Its floor was of rough, black volcanic lava, burned, cracked and twisted, scattered with huge, fire-glazed boulders and broken with the yawning black holes of lifeless fumaroles.
The Things of Frozen Flame, apparently, lived wholly above the ground. They had no need, it seems, to smooth its surface, to make floors or roads.
Dick saw a score of them, floating in the chill blue light, a thousand feet above the rock floor of the cone—long, worm-like bodies, glittering, green, semitransparent, with frail, prismatically glistening wings, and huge eyes, scarlet and malignant.
STRANGE sensations came upon him when he stepped through that wall of blackness into the cone. He felt bitter, numbing cold biting into his body. He felt a reeling, dizzy sensation of falling, so that he could hardly stand erect.

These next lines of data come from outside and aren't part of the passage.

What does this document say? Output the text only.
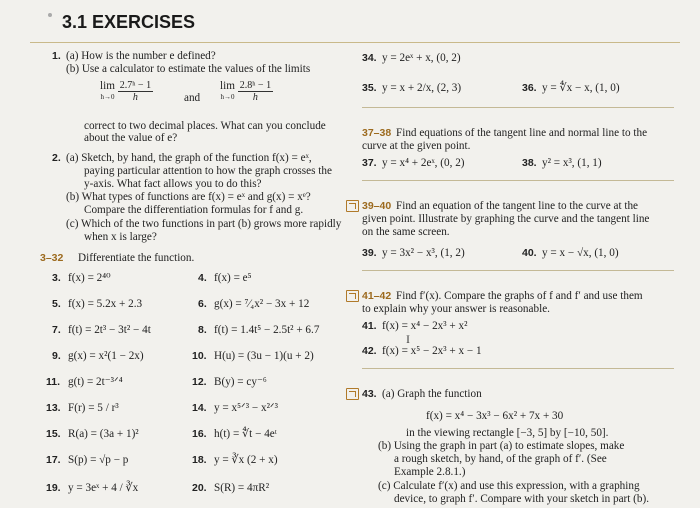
3.1 EXERCISES
1. (a) How is the number e defined?
(b) Use a calculator to estimate the values of the limits
lim
$h\to 0 \frac{\text{2.7ʰ − 1}}{h}$	and
lim
$h\to 0 \frac{\text{2.8ʰ − 1}}{h}$
correct to two decimal places. What can you conclude
about the value of e?
2. (a) Sketch, by hand, the graph of the function f(x) = eˣ,
paying particular attention to how the graph crosses the
y-axis. What fact allows you to do this?
(b) What types of functions are f(x) = eˣ and g(x) = xᵉ?
Compare the differentiation formulas for f and g.
(c) Which of the two functions in part (b) grows more rapidly
when x is large?
3–32 Differentiate the function.
3. f(x) = 2⁴⁰	4. f(x) = e⁵
5. f(x) = 5.2x + 2.3	6. g(x) = ⁷⁄₄x² − 3x + 12
7. f(t) = 2t³ − 3t² − 4t	8. f(t) = 1.4t⁵ − 2.5t² + 6.7
9. g(x) = x²(1 − 2x)	10. H(u) = (3u − 1)(u + 2)
11. g(t) = 2t⁻³ᐟ⁴	12. B(y) = cy⁻⁶
13. F(r) = 5 / r³	14. y = x⁵ᐟ³ − x²ᐟ³
15. R(a) = (3a + 1)²	16. h(t) = ∜t − 4eᵗ
17. S(p) = √p − p	18. y = ∛x (2 + x)
19. y = 3eˣ + 4 / ∛x	20. S(R) = 4πR²
34. y = 2eˣ + x, (0, 2)
35. y = x + 2/x, (2, 3)	36. y = ∜x − x, (1, 0)
37–38 Find equations of the tangent line and normal line to the
curve at the given point.
37. y = x⁴ + 2eˣ, (0, 2)	38. y² = x³, (1, 1)
39–40 Find an equation of the tangent line to the curve at the
given point. Illustrate by graphing the curve and the tangent line
on the same screen.
39. y = 3x² − x³, (1, 2)	40. y = x − √x, (1, 0)
41–42 Find f′(x). Compare the graphs of f and f′ and use them
to explain why your answer is reasonable.
41. f(x) = x⁴ − 2x³ + x²
I
42. f(x) = x⁵ − 2x³ + x − 1
43. (a) Graph the function
f(x) = x⁴ − 3x³ − 6x² + 7x + 30
in the viewing rectangle [−3, 5] by [−10, 50].
(b) Using the graph in part (a) to estimate slopes, make
a rough sketch, by hand, of the graph of f′. (See
Example 2.8.1.)
(c) Calculate f′(x) and use this expression, with a graphing
device, to graph f′. Compare with your sketch in part (b).
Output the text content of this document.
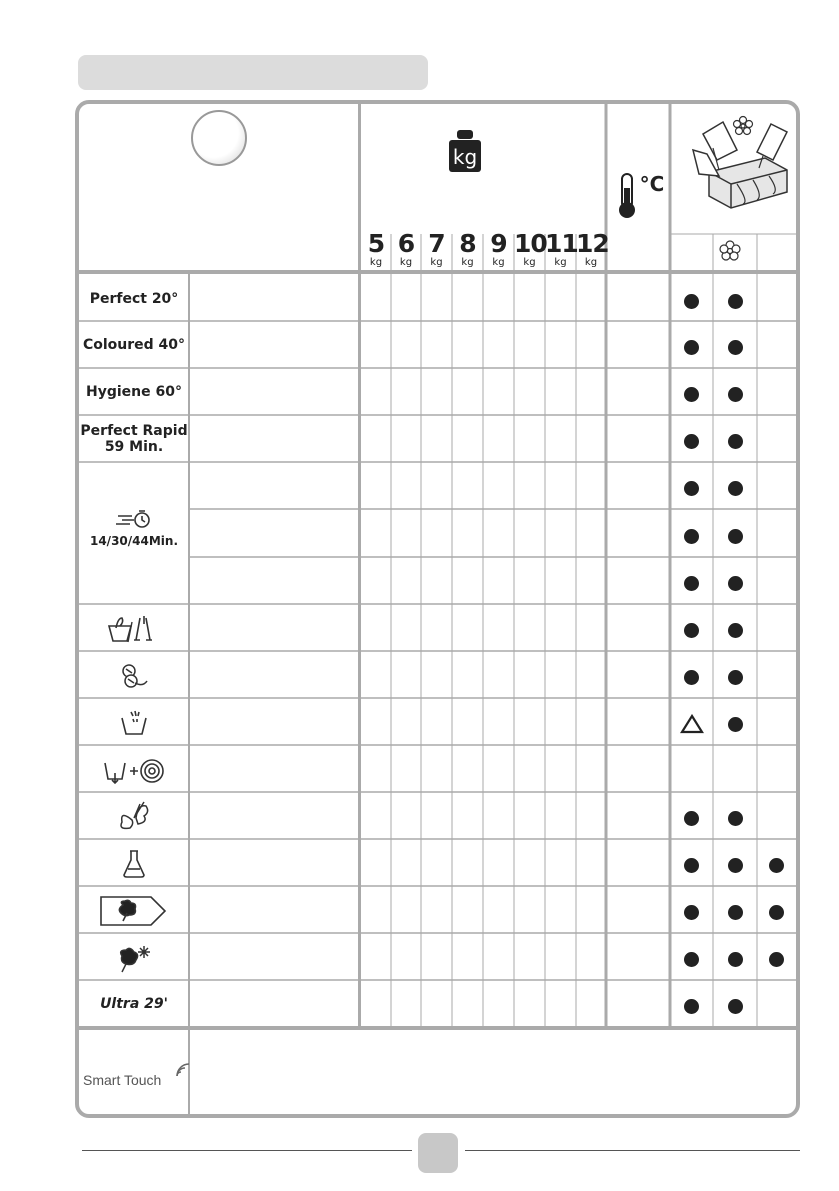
kg
°C
5
kg
6
kg
7
kg
8
kg
9
kg
10
kg
11
kg
12
kg
Perfect 20°
Coloured 40°
Hygiene 60°
Perfect Rapid
59 Min.
14/30/44Min.
Ultra 29'
Smart Touch
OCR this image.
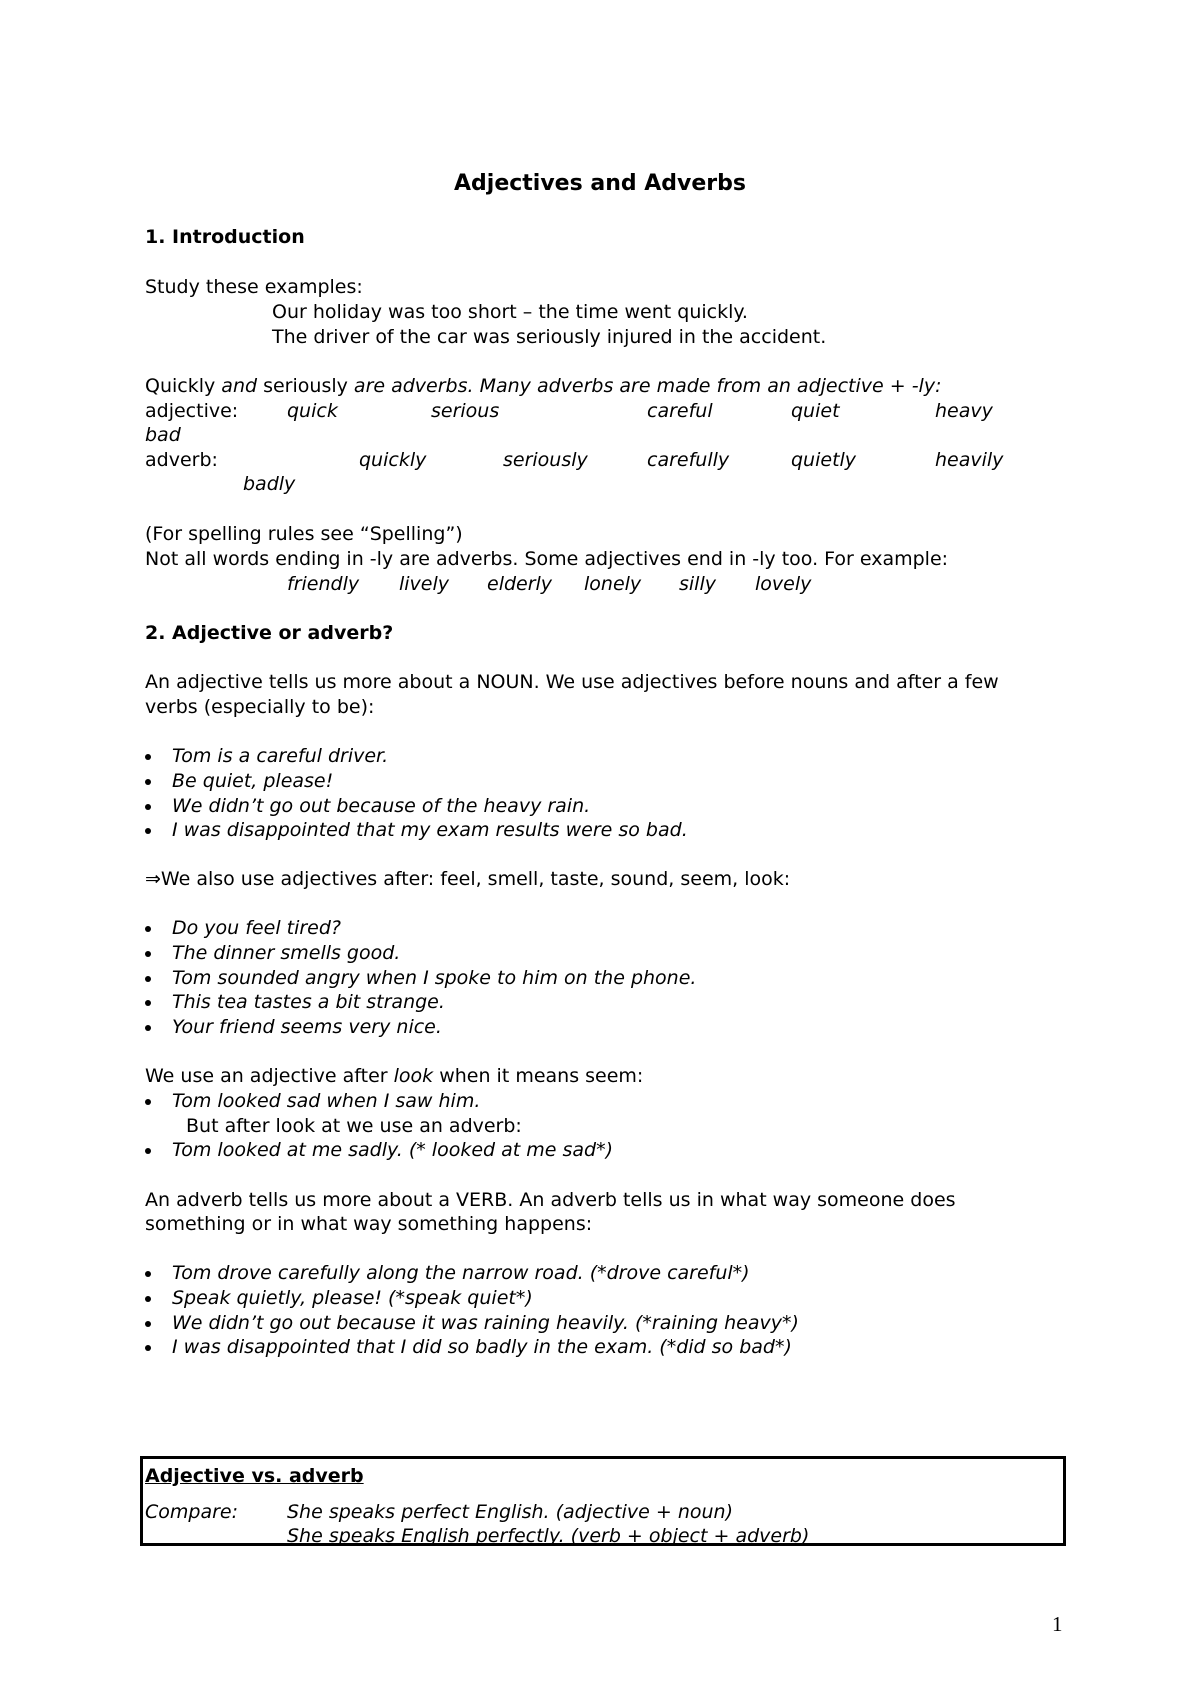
Adjectives and Adverbs
1. Introduction
Study these examples:
Our holiday was too short – the time went quickly.
The driver of the car was seriously injured in the accident.
Quickly and seriously are adverbs. Many adverbs are made from an adjective + -ly:
adjective:	quick	serious	careful	quiet	heavy
bad
adverb:	quickly	seriously	carefully	quietly	heavily
badly
(For spelling rules see “Spelling”)
Not all words ending in -ly are adverbs. Some adjectives end in -ly too. For example:
friendly lively elderly lonely silly lovely
2. Adjective or adverb?
An adjective tells us more about a NOUN. We use adjectives before nouns and after a few
verbs (especially to be):
Tom is a careful driver.
Be quiet, please!
We didn’t go out because of the heavy rain.
I was disappointed that my exam results were so bad.
⇒We also use adjectives after: feel, smell, taste, sound, seem, look:
Do you feel tired?
The dinner smells good.
Tom sounded angry when I spoke to him on the phone.
This tea tastes a bit strange.
Your friend seems very nice.
We use an adjective after look when it means seem:
Tom looked sad when I saw him.
But after look at we use an adverb:
Tom looked at me sadly. (* looked at me sad*)
An adverb tells us more about a VERB. An adverb tells us in what way someone does
something or in what way something happens:
Tom drove carefully along the narrow road. (*drove careful*)
Speak quietly, please! (*speak quiet*)
We didn’t go out because it was raining heavily. (*raining heavy*)
I was disappointed that I did so badly in the exam. (*did so bad*)
Adjective vs. adverb
Compare:	She speaks perfect English. (adjective + noun)
She speaks English perfectly. (verb + object + adverb)
1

This vast space of chill blue light, with the writhing, worm-like monsters of icy fire floating in it, was, he knew, connected with the hideous dreams he had experienced-dreams of dizzy, endless falling among writhing, clinging things that sucked out his life.
“Here is the detector,” came Thon’s low voice through the black wall of the cone. “Look at the red needle that points to the thing we are after.”
Her white hand, clad in rosy flame, appeared through the gloom. Grasped in it was the tiny, compass-like device, with the scarlet needle. He balanced it upon his hand. The needle pointed toward the center of the cone.